Kisah Pelayaran Abdullah ke Kelantan (Jawi: ; English: The story of Abdullah’s voyage to Kelantan) is a Malay literary work of Abdullah bin Abdul Kadir. It was first published in 1838 in Singapore, and considered as the first Malay literary text being published commercially.

== Contents ==
The work recounts Abdullah’s voyage from Singapore to Kelantan with his companions, Grandpre and Baba Ko An to submit a letter from Sir George Bonham, Governor of Straits Settlements to Sultan of Kelantan. His writing includes his experiences during his stops in Pahang and Terengganu as well as what he experienced in Kelantan. This work also contains his advice to Malay rulers and comparisons he made between the British system of governing with that of Malay rulers.

== Publications ==
The first edition of the story was written both in Latin and Jawi, while the second edition (1852) was printed only in Jawi script. In 1855 the Dutch scholar J. Pijnappel later published special editions for students of Malay language. All these editions became references to H.C. Klinkert for his own edition intended for students in Dutch East Indies.

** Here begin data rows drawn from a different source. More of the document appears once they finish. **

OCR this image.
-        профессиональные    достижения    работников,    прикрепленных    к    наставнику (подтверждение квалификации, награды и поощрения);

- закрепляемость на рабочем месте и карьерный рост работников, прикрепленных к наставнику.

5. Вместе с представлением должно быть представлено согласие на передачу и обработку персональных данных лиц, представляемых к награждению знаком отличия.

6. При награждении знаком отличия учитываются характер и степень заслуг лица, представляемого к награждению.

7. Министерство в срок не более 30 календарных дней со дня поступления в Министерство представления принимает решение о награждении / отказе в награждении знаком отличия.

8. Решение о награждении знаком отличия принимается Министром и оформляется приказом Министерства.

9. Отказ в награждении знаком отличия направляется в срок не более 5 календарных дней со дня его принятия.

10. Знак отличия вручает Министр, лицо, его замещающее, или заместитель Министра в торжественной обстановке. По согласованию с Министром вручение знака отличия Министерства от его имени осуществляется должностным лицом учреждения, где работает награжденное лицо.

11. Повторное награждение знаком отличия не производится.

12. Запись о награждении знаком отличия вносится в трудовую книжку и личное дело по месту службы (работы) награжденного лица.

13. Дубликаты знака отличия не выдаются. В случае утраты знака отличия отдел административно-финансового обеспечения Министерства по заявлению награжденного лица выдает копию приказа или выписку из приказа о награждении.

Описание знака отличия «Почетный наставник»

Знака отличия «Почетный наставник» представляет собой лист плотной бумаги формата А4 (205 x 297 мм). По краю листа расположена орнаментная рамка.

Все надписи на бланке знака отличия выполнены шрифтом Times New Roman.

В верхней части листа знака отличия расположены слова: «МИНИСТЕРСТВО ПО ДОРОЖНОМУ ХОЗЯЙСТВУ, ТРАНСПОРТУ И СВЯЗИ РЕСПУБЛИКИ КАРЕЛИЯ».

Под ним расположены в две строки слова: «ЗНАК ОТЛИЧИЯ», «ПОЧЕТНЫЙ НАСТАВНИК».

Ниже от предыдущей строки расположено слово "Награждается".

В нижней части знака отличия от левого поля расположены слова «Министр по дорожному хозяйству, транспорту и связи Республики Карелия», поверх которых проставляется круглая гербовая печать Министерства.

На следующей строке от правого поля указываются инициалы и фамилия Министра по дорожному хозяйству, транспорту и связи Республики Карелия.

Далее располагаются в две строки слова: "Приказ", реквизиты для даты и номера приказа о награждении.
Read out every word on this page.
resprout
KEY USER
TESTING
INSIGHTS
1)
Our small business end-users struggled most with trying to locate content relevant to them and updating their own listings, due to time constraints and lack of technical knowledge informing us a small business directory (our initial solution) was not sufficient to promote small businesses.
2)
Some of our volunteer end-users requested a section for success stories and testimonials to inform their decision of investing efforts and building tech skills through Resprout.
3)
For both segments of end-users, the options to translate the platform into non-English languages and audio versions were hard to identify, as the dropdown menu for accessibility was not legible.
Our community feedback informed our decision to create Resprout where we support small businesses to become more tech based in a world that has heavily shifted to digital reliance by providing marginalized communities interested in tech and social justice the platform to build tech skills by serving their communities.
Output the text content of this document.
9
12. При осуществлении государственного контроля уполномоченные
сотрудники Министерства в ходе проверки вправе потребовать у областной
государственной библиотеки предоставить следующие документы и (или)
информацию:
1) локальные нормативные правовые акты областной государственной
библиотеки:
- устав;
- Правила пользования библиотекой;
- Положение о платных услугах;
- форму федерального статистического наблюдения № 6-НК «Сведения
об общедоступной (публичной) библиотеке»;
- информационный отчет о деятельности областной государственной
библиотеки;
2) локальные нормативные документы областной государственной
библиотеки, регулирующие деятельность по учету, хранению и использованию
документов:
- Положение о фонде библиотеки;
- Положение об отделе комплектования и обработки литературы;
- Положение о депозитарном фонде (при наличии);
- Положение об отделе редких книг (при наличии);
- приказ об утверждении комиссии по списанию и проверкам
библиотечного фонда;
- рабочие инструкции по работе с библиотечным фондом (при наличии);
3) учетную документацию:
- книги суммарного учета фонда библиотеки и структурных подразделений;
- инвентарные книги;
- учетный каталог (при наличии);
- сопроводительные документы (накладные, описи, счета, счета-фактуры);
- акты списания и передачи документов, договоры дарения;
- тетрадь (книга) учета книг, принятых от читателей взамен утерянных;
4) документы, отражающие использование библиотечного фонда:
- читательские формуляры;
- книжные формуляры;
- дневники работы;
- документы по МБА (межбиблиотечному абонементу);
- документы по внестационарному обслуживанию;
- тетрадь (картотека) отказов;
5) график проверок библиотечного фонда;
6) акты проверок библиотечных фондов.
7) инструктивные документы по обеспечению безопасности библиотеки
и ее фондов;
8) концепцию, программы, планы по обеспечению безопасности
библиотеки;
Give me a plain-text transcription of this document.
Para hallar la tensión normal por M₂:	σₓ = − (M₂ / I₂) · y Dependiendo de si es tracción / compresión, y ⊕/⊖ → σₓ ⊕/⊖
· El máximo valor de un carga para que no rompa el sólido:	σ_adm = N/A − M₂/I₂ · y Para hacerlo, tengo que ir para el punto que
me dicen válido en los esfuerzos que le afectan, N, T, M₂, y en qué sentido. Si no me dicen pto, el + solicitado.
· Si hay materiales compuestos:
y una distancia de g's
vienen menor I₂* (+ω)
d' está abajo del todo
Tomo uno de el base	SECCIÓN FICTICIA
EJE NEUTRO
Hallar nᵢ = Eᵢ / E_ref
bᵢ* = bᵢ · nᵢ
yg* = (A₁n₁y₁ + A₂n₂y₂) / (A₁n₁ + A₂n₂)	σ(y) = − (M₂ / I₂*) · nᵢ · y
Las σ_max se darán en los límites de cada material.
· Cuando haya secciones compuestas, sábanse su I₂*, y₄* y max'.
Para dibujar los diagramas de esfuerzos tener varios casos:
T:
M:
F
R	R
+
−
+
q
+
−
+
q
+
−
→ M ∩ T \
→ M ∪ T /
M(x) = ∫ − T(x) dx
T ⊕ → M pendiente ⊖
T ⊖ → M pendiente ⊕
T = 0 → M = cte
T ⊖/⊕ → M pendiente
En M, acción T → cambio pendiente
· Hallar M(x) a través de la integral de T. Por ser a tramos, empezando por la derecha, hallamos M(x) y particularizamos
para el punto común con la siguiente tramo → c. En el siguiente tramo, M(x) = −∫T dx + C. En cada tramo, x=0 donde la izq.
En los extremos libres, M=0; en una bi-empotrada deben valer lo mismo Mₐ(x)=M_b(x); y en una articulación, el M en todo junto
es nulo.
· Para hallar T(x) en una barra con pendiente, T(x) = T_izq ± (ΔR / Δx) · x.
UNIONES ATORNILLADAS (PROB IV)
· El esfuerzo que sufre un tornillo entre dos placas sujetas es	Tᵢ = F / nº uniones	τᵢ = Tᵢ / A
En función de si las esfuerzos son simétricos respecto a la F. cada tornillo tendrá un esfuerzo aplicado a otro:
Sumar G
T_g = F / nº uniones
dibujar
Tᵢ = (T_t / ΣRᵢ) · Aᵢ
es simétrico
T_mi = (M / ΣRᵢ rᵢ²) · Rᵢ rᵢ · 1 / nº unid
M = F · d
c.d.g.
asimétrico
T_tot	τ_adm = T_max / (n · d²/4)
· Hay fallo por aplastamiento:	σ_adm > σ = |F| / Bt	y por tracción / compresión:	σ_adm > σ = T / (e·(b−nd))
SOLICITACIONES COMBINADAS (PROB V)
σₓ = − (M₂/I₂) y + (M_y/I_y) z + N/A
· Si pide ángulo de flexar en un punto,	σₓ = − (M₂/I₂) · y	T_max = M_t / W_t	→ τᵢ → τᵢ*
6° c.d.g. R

A translation into English was made by A.E. Cooper and published in 1949 by the Malaya Publishing House, Singapore.

In Malaysia, the story was re-published in 1960 by the editor Kassim Ahmad. In 2005, it was edited by Amin Sweeney and published as part of a collection of complete works of Abdullah bin Abdul Kadir.

In 2022, this work was published by Legasi Pemikir - LEKIR, with transliteration by Saufy Jauhary.